Edited by Danijela Majstorović and Inger Lassen
[Discourse Approaches to Politics, Society and Culture 45] 2011
► pp. 195–216
Since the late 1980s, studies in language and gender have been turning to the role of discourse as social practice which reflects as well as constitutes social reality (Litosseliti 2006). Discourse, hence, has the power of shaping gender relations as part of social reality. Turning to the context of Vietnam as an advanced country in terms of gender equality promotion, this study is concerned with what is the quality of that equality. The study analyses a number of Vietnamese media articles published on and related to the International Women’s Day – March 8, 2010 to find out the gender ideologies that prevail.
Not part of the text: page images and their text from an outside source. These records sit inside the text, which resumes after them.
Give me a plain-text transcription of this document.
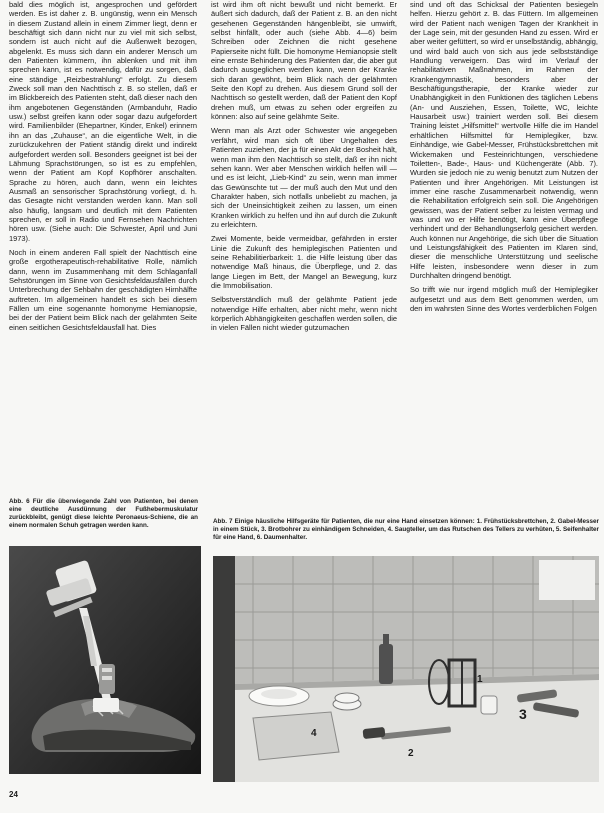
bald dies möglich ist, angesprochen und gefördert werden. Es ist daher z. B. ungünstig, wenn ein Mensch in diesem Zustand allein in einem Zimmer liegt, denn er beschäftigt sich dann nicht nur zu viel mit sich selbst, sondern ist auch nicht auf die Außenwelt bezogen, abgelenkt. Es muss sich dann ein anderer Mensch um den Patienten kümmern, ihn ablenken und mit ihm sprechen kann, ist es notwendig, dafür zu sorgen, daß eine ständige „Reizbestrahlung“ erfolgt. Zu diesem Zweck soll man den Nachttisch z. B. so stellen, daß er im Blickbereich des Patienten steht, daß dieser nach den ihm angebotenen Gegenständen (Armbanduhr, Radio usw.) selbst greifen kann oder sogar dazu aufgefordert wird. Familienbilder (Ehepartner, Kinder, Enkel) erinnern ihn an das „Zuhause“, an die eigentliche Welt, in die zurückzukehren der Patient ständig direkt und indirekt aufgefordert werden soll. Besonders geeignet ist bei der Lähmung Sprachstörungen, so ist es zu empfehlen, wenn der Patient am Kopf Kopfhörer anschalten. Sprache zu hören, auch dann, wenn ein leichtes Ausmaß an sensorischer Sprachstörung vorliegt, d. h. das Gesagte nicht verstanden werden kann. Man soll also häufig, langsam und deutlich mit dem Patienten sprechen, er soll in Radio und Fernsehen Nachrichten hören usw. (Siehe auch: Die Schwester, April und Juni 1973).

Noch in einem anderen Fall spielt der Nachttisch eine große ergotherapeutisch-rehabilitative Rolle, nämlich dann, wenn im Zusammenhang mit dem Schlaganfall Sehstörungen im Sinne von Gesichtsfeldausfällen durch Unterbrechung der Sehbahn der geschädigten Hirnhälfte auftreten. Im allgemeinen handelt es sich bei diesem Fällen um eine sogenannte homonyme Hemianopsie, bei der der Patient beim Blick nach der gelähmten Seite einen seitlichen Gesichtsfeldausfall hat. Dies

ist wird ihm oft nicht bewußt und nicht bemerkt. Er äußert sich dadurch, daß der Patient z. B. an den nicht gesehenen Gegenständen hängenbleibt, sie umwirft, selbst hinfällt, oder auch (siehe Abb. 4—6) beim Schreiben oder Zeichnen die nicht gesehene Papierseite nicht füllt. Die homonyme Hemianopsie stellt eine ernste Behinderung des Patienten dar, die aber gut dadurch ausgeglichen werden kann, wenn der Kranke sich daran gewöhnt, beim Blick nach der gelähmten Seite den Kopf zu drehen. Aus diesem Grund soll der Nachttisch so gestellt werden, daß der Patient den Kopf drehen muß, um etwas zu sehen oder ergreifen zu können: also auf seine gelähmte Seite.

Wenn man als Arzt oder Schwester wie angegeben verfährt, wird man sich oft über Ungehalten des Patienten zuziehen, der ja für einen Akt der Bosheit hält, wenn man ihm den Nachttisch so stellt, daß er ihn nicht sehen kann. Wer aber Menschen wirklich helfen will — und es ist leicht, „Lieb-Kind“ zu sein, wenn man immer das Gewünschte tut — der muß auch den Mut und den Charakter haben, sich notfalls unbeliebt zu machen, ja sich der Uneinsichtigkeit zeihen zu lassen, um einen Kranken wirklich zu helfen und ihn auf durch die Zukunft zu erleichtern.

Zwei Momente, beide vermeidbar, gefährden in erster Linie die Zukunft des hemiplegischen Patienten und seine Rehabilitierbarkeit: 1. die Hilfe leistung über das notwendige Maß hinaus, die Überpflege, und 2. das lange Liegen im Bett, der Mangel an Bewegung, kurz die Immobilisation.

Selbstverständlich muß der gelähmte Patient jede notwendige Hilfe erhalten, aber nicht mehr, wenn nicht körperlich Abhängigkeiten geschaffen werden sollen, die in vielen Fällen nicht wieder gutzumachen

sind und oft das Schicksal der Patienten besiegeln helfen. Hierzu gehört z. B. das Füttern. Im allgemeinen wird der Patient nach wenigen Tagen der Krankheit in der Lage sein, mit der gesunden Hand zu essen. Wird er aber weiter gefüttert, so wird er unselbständig, abhängig, und wird bald auch von sich aus jede selbstständige Handlung verweigern. Das wird im Verlauf der rehabilitativen Maßnahmen, im Rahmen der Krankengymnastik, besonders aber der Beschäftigungstherapie, der Kranke wieder zur Unabhängigkeit in den Funktionen des täglichen Lebens (An- und Ausziehen, Essen, Toilette, WC, leichte Hausarbeit usw.) trainiert werden soll. Bei diesem Training leistet „Hilfsmittel“ wertvolle Hilfe die im Handel erhältlichen Hilfsmittel für Hemiplegiker, bzw. Einhändige, wie Gabel-Messer, Frühstücksbrettchen mit Wickemaken und Festeinrichtungen, verschiedene Toiletten-, Bade-, Haus- und Küchengeräte (Abb. 7). Wurden sie jedoch nie zu wenig benutzt zum Nutzen der Patienten und ihrer Angehörigen. Mit Leistungen ist immer eine rasche Zusammenarbeit notwendig, wenn die Rehabilitation erfolgreich sein soll. Die Angehörigen gewissen, was der Patient selber zu leisten vermag und was und wo er Hilfe benötigt, kann eine Überpflege verhindert und der Behandlungserfolg gesichert werden. Auch können nur Angehörige, die sich über die Situation und Leistungsfähigkeit des Patienten im Klaren sind, dieser die menschliche Unterstützung und seelische Hilfe leisten, insbesondere wenn dieser in zum Durchhalten dringend benötigt.

So trifft wie nur irgend möglich muß der Hemiplegiker aufgesetzt und aus dem Bett genommen werden, um den im wahrsten Sinne des Wortes verderblichen Folgen

Abb. 6 Für die überwiegende Zahl von Patienten, bei denen eine deutliche Ausdünnung der Fußhebermuskulatur zurückbleibt, genügt diese leichte Peronaeus-Schiene, die an einem normalen Schuh getragen werden kann.
Abb. 7 Einige häusliche Hilfsgeräte für Patienten, die nur eine Hand einsetzen können: 1. Frühstücksbrettchen, 2. Gabel-Messer in einem Stück, 3. Brotbohrer zu einhändigem Schneiden, 4. Saugteller, um das Rutschen des Tellers zu verhüten, 5. Seifenhalter für eine Hand, 6. Daumenhalter.
1
2
3
4
24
Adopting a feminist critical discourse analysis perspective (Lazar 2005), the study draws on a systemic functional framework for multimodal text analysis. The analytical framework includes aspects of the grammar of Halliday (1994), Kress and van Leeuwen (1996)’s visual grammar and van Dijk (1988)’s guidelines for news structure. The study finds that besides the progressive changes in Vietnamese women’s roles in the public domain and their equal status in the society in liberal terms, traditional Confucian expectations on them in the domestic domain still persist. The ever-rising social responsibilities and the ‘monolithic’ traditional roles are blended to pose an unfair challenge for Vietnamese women.